Um romance sobre a solidão numa casa cheia de gente, sobre rixas familiares, sobre paixões e interesses mundanos, sobre os contrastes entre alto e baixo, entre a natureza indomável e a decrepitude da criatura humana, da própria raça humana. Um romance psicológico, reflexões sobre a passagem do tempo, a perda de um paraíso perdido que nunca existiu; um raio X da queda do universo, um sonho que os humanos destruíram com seus instintos mais básicos. Um romance sobre ascensão e queda, juventude e velhice, senhores e servos, morte e resiliência, engano e pureza, corrupção e inocência. Se há obras que merecem a descrição “redonda”, esta é uma delas.

Merce Rodoreda, poço sem fundo

Merce Rodoreda joga na liga dos titãs, como seus admiradores Thomas Mann, Marcel Proust, Virginia Woolf ou Rose Chacel. Como eles, foi uma renovadora da literatura catalã e europeia em geral. As suas obras maduras, que a elevaram ao panteão, viram a luz do dia durante o que se pode chamar de época de ouro da literatura catalã durante o regime franquista: a partir do final da década de 1950, uma tímida abertura cultural permitiu a publicação de publicações em catalão que tinham sido proibidas. Foram estabelecidos prêmios literários e vários autores que se converteram ao espanhol ou viveram no exílio voltaram a publicar em sua língua nativa.
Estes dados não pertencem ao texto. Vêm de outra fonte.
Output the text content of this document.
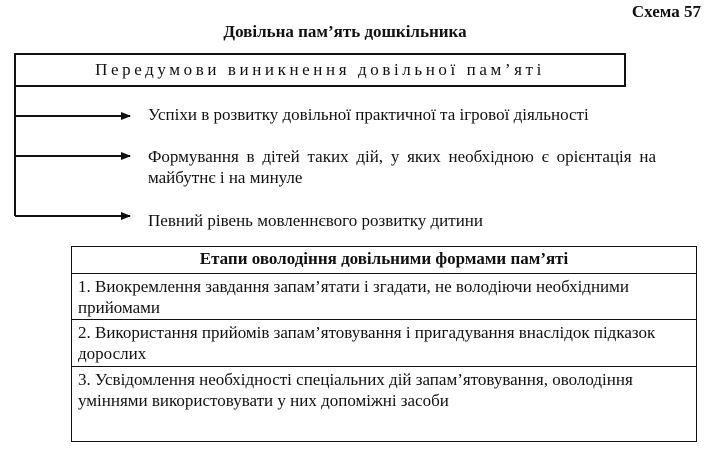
Схема 57
Довільна пам’ять дошкільника
Передумови виникнення довільної пам’яті
Успіхи в розвитку довільної практичної та ігрової діяльності
Формування в дітей таких дій, у яких необхідною є орієнтація на майбутнє і на минуле
Певний рівень мовленнєвого розвитку дитини
Етапи оволодіння довільними формами пам’яті
1. Виокремлення завдання запам’ятати і згадати, не володіючи необхідними прийомами
2. Використання прийомів запам’ятовування і пригадування внаслідок підказок дорослих
3. Усвідомлення необхідності спеціальних дій запам’ятовування, оволодіння уміннями використовувати у них допоміжні засоби
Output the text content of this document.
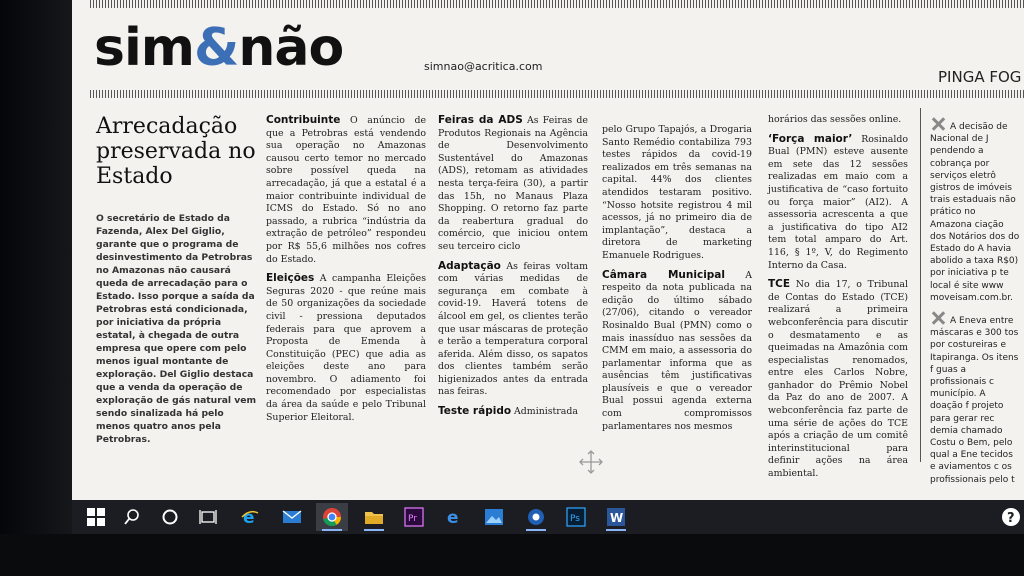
sim&não	simnao@acritica.com
PINGA FOG
Arrecadação preservada no Estado
O secretário de Estado da Fazenda, Alex Del Giglio, garante que o programa de desinvestimento da Petrobras no Amazonas não causará queda de arrecadação para o Estado. Isso porque a saída da Petrobras está condicionada, por iniciativa da própria estatal, à chegada de outra empresa que opere com pelo menos igual montante de exploração. Del Giglio destaca que a venda da operação de exploração de gás natural vem sendo sinalizada há pelo menos quatro anos pela Petrobras.

Contribuinte O anúncio de que a Petrobras está vendendo sua operação no Amazonas causou certo temor no mercado sobre possível queda na arrecadação, já que a estatal é a maior contribuinte individual de ICMS do Estado. Só no ano passado, a rubrica “indústria da extração de petróleo” respondeu por R$ 55,6 milhões nos cofres do Estado.

Eleições A campanha Eleições Seguras 2020 - que reúne mais de 50 organizações da sociedade civil - pressiona deputados federais para que aprovem a Proposta de Emenda à Constituição (PEC) que adia as eleições deste ano para novembro. O adiamento foi recomendado por especialistas da área da saúde e pelo Tribunal Superior Eleitoral.

Feiras da ADS As Feiras de Produtos Regionais na Agência de Desenvolvimento Sustentável do Amazonas (ADS), retomam as atividades nesta terça-feira (30), a partir das 15h, no Manaus Plaza Shopping. O retorno faz parte da reabertura gradual do comércio, que iniciou ontem seu terceiro ciclo

Adaptação As feiras voltam com várias medidas de segurança em combate à covid-19. Haverá totens de álcool em gel, os clientes terão que usar máscaras de proteção e terão a temperatura corporal aferida. Além disso, os sapatos dos clientes também serão higienizados antes da entrada nas feiras.

Teste rápido Administrada

pelo Grupo Tapajós, a Drogaria Santo Remédio contabiliza 793 testes rápidos da covid-19 realizados em três semanas na capital. 44% dos clientes atendidos testaram positivo. “Nosso hotsite registrou 4 mil acessos, já no primeiro dia de implantação”, destaca a diretora de marketing Emanuele Rodrigues.

Câmara Municipal A respeito da nota publicada na edição do último sábado (27/06), citando o vereador Rosinaldo Bual (PMN) como o mais inassíduo nas sessões da CMM em maio, a assessoria do parlamentar informa que as ausências têm justificativas plausíveis e que o vereador Bual possui agenda externa com compromissos parlamentares nos mesmos

horários das sessões online.

‘Força maior’ Rosinaldo Bual (PMN) esteve ausente em sete das 12 sessões realizadas em maio com a justificativa de “caso fortuito ou força maior” (AI2). A assessoria acrescenta a que a justificativa do tipo AI2 tem total amparo do Art. 116, § 1º, V, do Regimento Interno da Casa.

TCE No dia 17, o Tribunal de Contas do Estado (TCE) realizará a primeira webconferência para discutir o desmatamento e as queimadas na Amazônia com especialistas renomados, entre eles Carlos Nobre, ganhador do Prêmio Nobel da Paz do ano de 2007. A webconferência faz parte de uma série de ações do TCE após a criação de um comitê interinstitucional para definir ações na área ambiental.

A decisão de Nacional de J pendendo a cobrança por serviços eletrô gistros de imóveis trais estaduais não prático no Amazona ciação dos Notários dos do Estado do A havia abolido a taxa R$0) por iniciativa p te local é site www moveisam.com.br.

A Eneva entre máscaras e 300 tos por costureiras e Itapiranga. Os itens f guas a profissionais c município. A doação f projeto para gerar rec demia chamado Costu o Bem, pelo qual a Ene tecidos e aviamentos c os profissionais pelo t

e	Pr e	Ps	W	?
Merce Rodoreda joga na liga dos titãs, como seus admiradores Thomas Mann, Marcel Proust, Virginia Woolf ou Rose Chacel. Como eles, ela foi uma renovadora da literatura.

Em apenas alguns anos, as obras tornaram-se tão fundamentais para a cultura catalã como fama incerta (1956), Joan Sales, que, além de fundador do selo Club Editor, foi editor de Rodoreda e de muitos outros autores famosos; KL Reich (1963); evidências substanciais dos campos de concentração nazistas, de Joaquim Amat-Piniella; Béarn ou quarto de boneca (1961), Llorens Villalonga; Ele Romance (1957) e Histórias naturais (1960) de Joan Perucho, inevitável representante do gênero fantasia catalão; vários volumes de histórias do mestre de curta distância Pere Calders; e já mencionado Quadrado Diamante (1962), o primeiro dos grandes romances de Rodored a não ganhar o Prêmio Sant Jordi, onde submeteu o manuscrito – o membro do júri Josep Pla considerou-o muito “lixo” – mas com o tempo prevaleceu como um clássico transcendental.

E a melhor notícia é que Rodoreda não só não termina aí, mas, como escritora tenaz e insaciável, continua a crescer, continua a expandir o seu mapa. espelho quebrado mostra-o novamente na íntegra com uma saga familiar hipnótica, sufocante e emocionante, com personagens difíceis de esquecer e cenas de evocação tão lírica que deixam marcas na memória. É sombrio porque não há outra maneira honesta de escrever a partir das lágrimas da guerra, da distância de uma família – ela deixou mãe e filho em Barcelona, ​​​​fruto de um casamento juvenil malsucedido com um primo da família, um “índio que voltou”, episódio ao qual ela não deu a entender e sobre o qual informações foram reveladas nos últimos anos – para escrever a partir da dor, da realidade de uma Europa iluminada, que, no entanto, trouxe o mais terrível horror humano.

O mundo que Rodored conhecia não era gentil; Nem a sua literatura, embora flores ou representações da feminilidade tenham sido por vezes criticadas como sentimentais. Tudo está unido por uma paisagem mítica desbotada, um reflexo do espírito da época, um sentido da existência humana. Nas cartas do exílio, enquanto lutava para voltar a escrever e publicar, definia-se como uma “besta literária” que voltaria ao ringue, fazendo “a entrada do cavalo siciliano”. “Ninguém vai me impedir”, ele garantiu, e estava certo. E não só escreveu: ao mesmo tempo também começou a desenhar.

Foi estudado em universidades durante muitos anos e tem muitos leitores regulares, mas em muitos aspectos Rodoreda continua a ser um poço sem fundo, uma caixa de segredos que nunca foram totalmente decifrados. Ou, melhor ainda, um baú do qual nunca cessam novas descobertas, novas leituras à luz da modernidade, com o olhar fresco da juventude. Agora é a vez da edição espanhola deste magnífico romance familiar, esta “batalha que eles não sabem, se é amor ou ódio”. O que é “felicidade perdida” em suas páginas se tornará “felicidade encontrada” para o leitor.